When you’re not considering your team in isolation, but compare it to a specific opponent, then the perspective changes. You don’t necessarily play your absolutely strongest lineup – you play the lineup that gives you the better chances to win. The difference in Base Power Ratings show what the success probability would be – on average – if both teams played their default lineup regardless of the opponent. But when you have two lineups to compare, then you can calculate – preferably with Super Replays – the specific success probability for that match. And if a team which, based on Base Power Ratings alone, would have had a 50% success probability (“implied probability”), instead has a 70% success probability (“actual probability”), then its manager played well. If it has a 30% actual probability when it would have had a 50% implied probability, then it played badly. This difference between actual and implied success probability is the so-called Skill Power Rating.

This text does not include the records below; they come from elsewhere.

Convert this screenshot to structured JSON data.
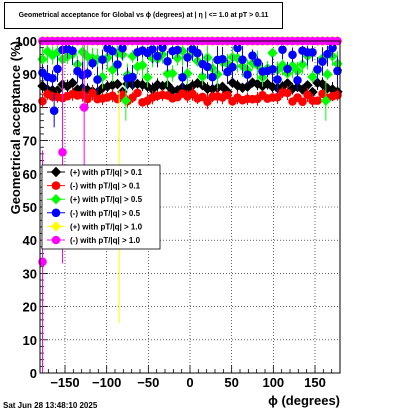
{
  "chart_data": {
    "type": "scatter",
    "title": "Geometrical acceptance for Global vs ϕ (degrees) at | η | <= 1.0 at pT > 0.11",
    "xlabel": "ϕ (degrees)",
    "ylabel": "Geometrical acceptance (%)",
    "xlim": [
      -180,
      180
    ],
    "ylim": [
      0,
      100
    ],
    "x_ticks": [
      -150,
      -100,
      -50,
      0,
      50,
      100,
      150
    ],
    "x_tick_labels": [
      "−150",
      "−100",
      "−50",
      "0",
      "50",
      "100",
      "150"
    ],
    "y_ticks": [
      0,
      10,
      20,
      30,
      40,
      50,
      60,
      70,
      80,
      90,
      100
    ],
    "grid": true,
    "legend_position": "middle-left",
    "series": [
      {
        "name": "(+) with pT/|q| > 0.1",
        "color": "#000000",
        "base": 86,
        "spread": 1.5,
        "err": 1.5,
        "seed": 11
      },
      {
        "name": "(-) with pT/|q| > 0.1",
        "color": "#ff0000",
        "base": 83,
        "spread": 1.5,
        "err": 1.5,
        "seed": 23
      },
      {
        "name": "(+) with pT/|q| > 0.5",
        "color": "#00ff00",
        "base": 93,
        "spread": 4,
        "err": 3,
        "seed": 37
      },
      {
        "name": "(-) with pT/|q| > 0.5",
        "color": "#0000ff",
        "base": 93,
        "spread": 5,
        "err": 3,
        "seed": 51
      },
      {
        "name": "(+) with pT/|q| > 1.0",
        "color": "#ffff00",
        "base": 100,
        "spread": 0,
        "err": 0,
        "seed": 67
      },
      {
        "name": "(-) with pT/|q| > 1.0",
        "color": "#ff00ff",
        "base": 100,
        "spread": 0,
        "err": 0,
        "seed": 79
      }
    ],
    "special_points": {
      "(-) with pT/|q| > 1.0": [
        {
          "x": -177,
          "y": 33.5,
          "err": 33.5
        },
        {
          "x": -153,
          "y": 66.5,
          "err": 33.5
        },
        {
          "x": -127,
          "y": 80,
          "err": 20
        }
      ],
      "(+) with pT/|q| > 1.0": [
        {
          "x": -85,
          "y": 50,
          "err": 35
        }
      ],
      "(-) with pT/|q| > 0.5": [
        {
          "x": -163,
          "y": 79,
          "err": 5
        }
      ],
      "(+) with pT/|q| > 0.5": [
        {
          "x": -77,
          "y": 82,
          "err": 6
        },
        {
          "x": 163,
          "y": 82,
          "err": 6
        }
      ]
    }
  },
  "footer": {
    "timestamp": "Sat Jun 28 13:48:10 2025"
  }
}
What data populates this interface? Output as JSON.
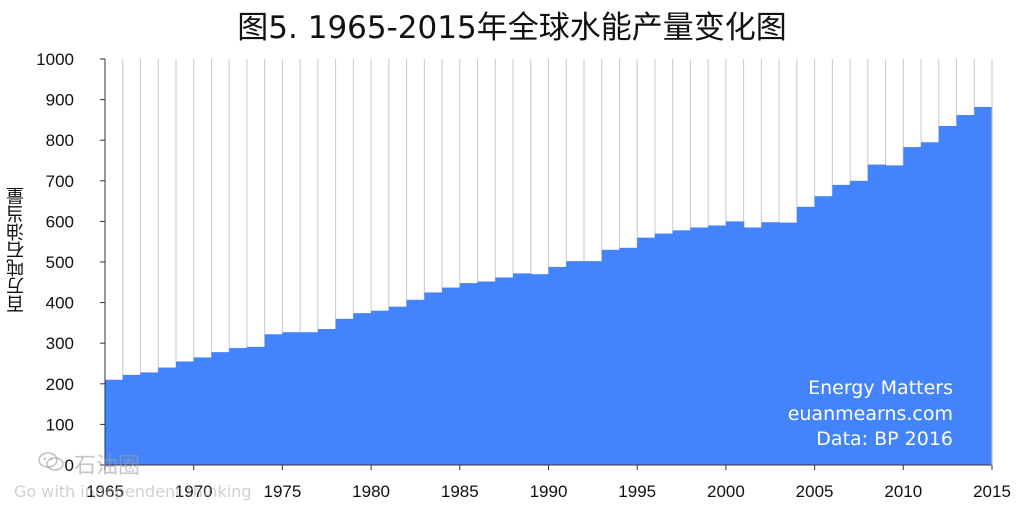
{
  "title": "图5. 1965-2015年全球水能产量变化图",
  "ylabel": "百万吨石油当量",
  "annotation": {
    "line1": "Energy Matters",
    "line2": "euanmearns.com",
    "line3": "Data: BP 2016"
  },
  "watermark": {
    "name": "石油圈",
    "slogan": "Go with independent thinking",
    "icon": "wechat-icon"
  },
  "colors": {
    "fill": "#4383fb",
    "grid": "#c8c8c8",
    "axis": "#333333",
    "annotation_text": "#ffffff"
  },
  "chart_data": {
    "type": "area",
    "title": "图5. 1965-2015年全球水能产量变化图",
    "xlabel": "",
    "ylabel": "百万吨石油当量",
    "xlim": [
      1965,
      2015
    ],
    "ylim": [
      0,
      1000
    ],
    "yticks": [
      0,
      100,
      200,
      300,
      400,
      500,
      600,
      700,
      800,
      900,
      1000
    ],
    "xticks": [
      1965,
      1970,
      1975,
      1980,
      1985,
      1990,
      1995,
      2000,
      2005,
      2010,
      2015
    ],
    "grid": "vertical",
    "step": true,
    "x": [
      1965,
      1966,
      1967,
      1968,
      1969,
      1970,
      1971,
      1972,
      1973,
      1974,
      1975,
      1976,
      1977,
      1978,
      1979,
      1980,
      1981,
      1982,
      1983,
      1984,
      1985,
      1986,
      1987,
      1988,
      1989,
      1990,
      1991,
      1992,
      1993,
      1994,
      1995,
      1996,
      1997,
      1998,
      1999,
      2000,
      2001,
      2002,
      2003,
      2004,
      2005,
      2006,
      2007,
      2008,
      2009,
      2010,
      2011,
      2012,
      2013,
      2014
    ],
    "values": [
      210,
      222,
      228,
      240,
      255,
      265,
      278,
      288,
      291,
      322,
      327,
      327,
      335,
      360,
      374,
      380,
      390,
      407,
      425,
      437,
      448,
      452,
      462,
      472,
      470,
      488,
      502,
      502,
      530,
      535,
      560,
      570,
      578,
      585,
      590,
      600,
      585,
      598,
      597,
      636,
      662,
      690,
      700,
      740,
      738,
      783,
      795,
      835,
      862,
      882
    ]
  }
}
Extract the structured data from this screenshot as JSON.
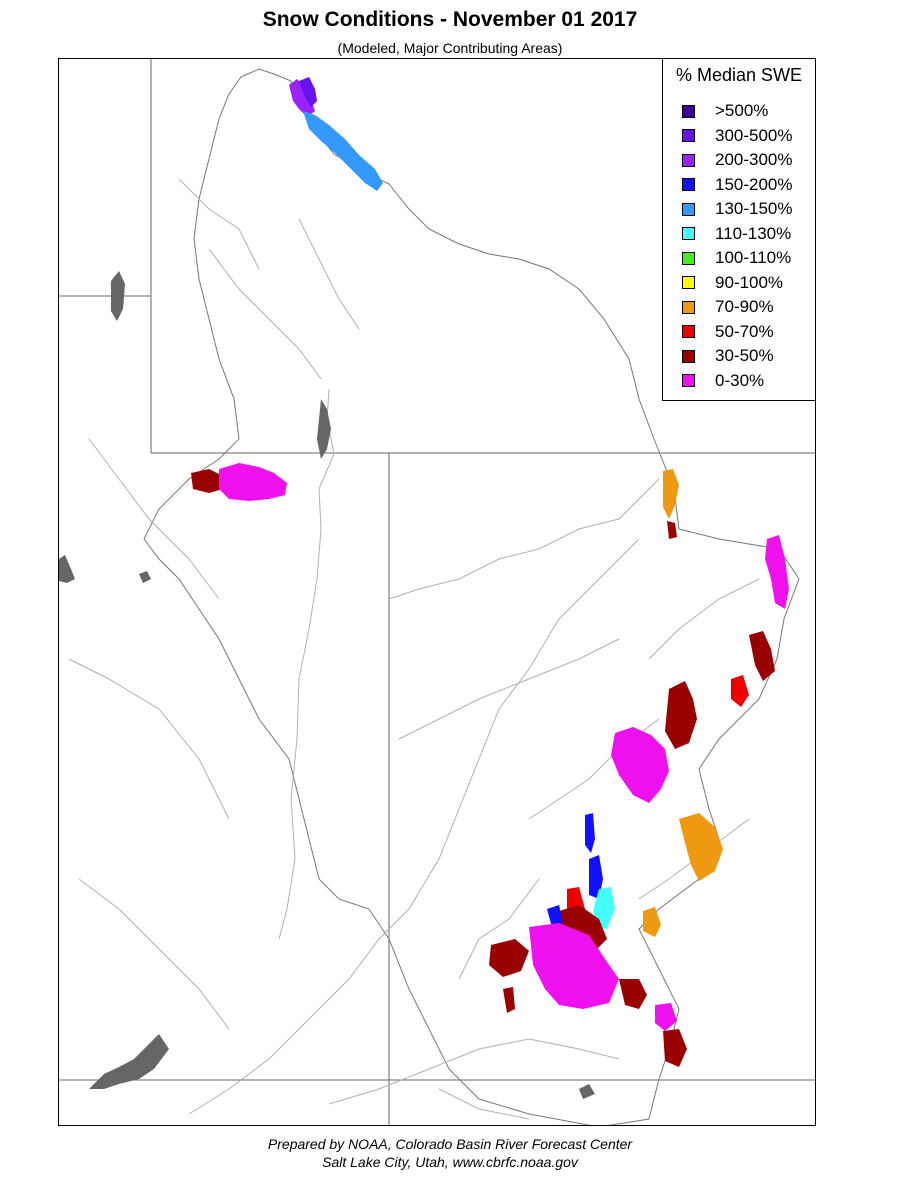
{
  "title": "Snow Conditions - November 01 2017",
  "subtitle": "(Modeled, Major Contributing Areas)",
  "legend": {
    "title": "% Median SWE",
    "items": [
      {
        "label": ">500%",
        "color": "#3d0099"
      },
      {
        "label": "300-500%",
        "color": "#6611ee"
      },
      {
        "label": "200-300%",
        "color": "#9922ff"
      },
      {
        "label": "150-200%",
        "color": "#1111ff"
      },
      {
        "label": "130-150%",
        "color": "#3399ff"
      },
      {
        "label": "110-130%",
        "color": "#44ffff"
      },
      {
        "label": "100-110%",
        "color": "#44ee22"
      },
      {
        "label": "90-100%",
        "color": "#ffff00"
      },
      {
        "label": "70-90%",
        "color": "#ee9911"
      },
      {
        "label": "50-70%",
        "color": "#ee0000"
      },
      {
        "label": "30-50%",
        "color": "#990000"
      },
      {
        "label": "0-30%",
        "color": "#ee11ee"
      }
    ]
  },
  "footer": {
    "line1": "Prepared by NOAA, Colorado Basin River Forecast Center",
    "line2": "Salt Lake City, Utah, www.cbrfc.noaa.gov"
  },
  "colors": {
    "state_border": "#666666",
    "river": "#b0b0b0",
    "lake": "#666666",
    "basin_outline": "#888888"
  }
}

What about team strength proper, not just line-up strength? Well, of course team strength is the strength of its strongest lineup in terms of Base Power Ratings, while team width and flexibility will be reflected in Skill Power Ratings.

Footnotes

  1. ^  Not all rankings are based on ratings – the Cup ranking currently used for Cup seedings isn’t – but single ratings can easily be transformed into rankings.
  2. ^ A key property the Hattrick Power Rating does not have is transitivity: if lineup B has a higher Base Power Rating than lineup A, and lineup C has a higher Base Power Rating than lineup B, it doesn’t mean that lineup C will have higher success probabilities when playing against lineup A, even in the case that lineup B has higher success probabilities against lineup A and lineup C has higher success probabilities against lineup B. It means that, against a plurality of different opponents, lineup C will on average be stronger – win more often – than lineup B, and lineup B will on average be stronger than lineup A. This is because Hattrick has some “rock-paper-scissors” components, as we will see later – and this is addressed by other parts of the Power Ratings project.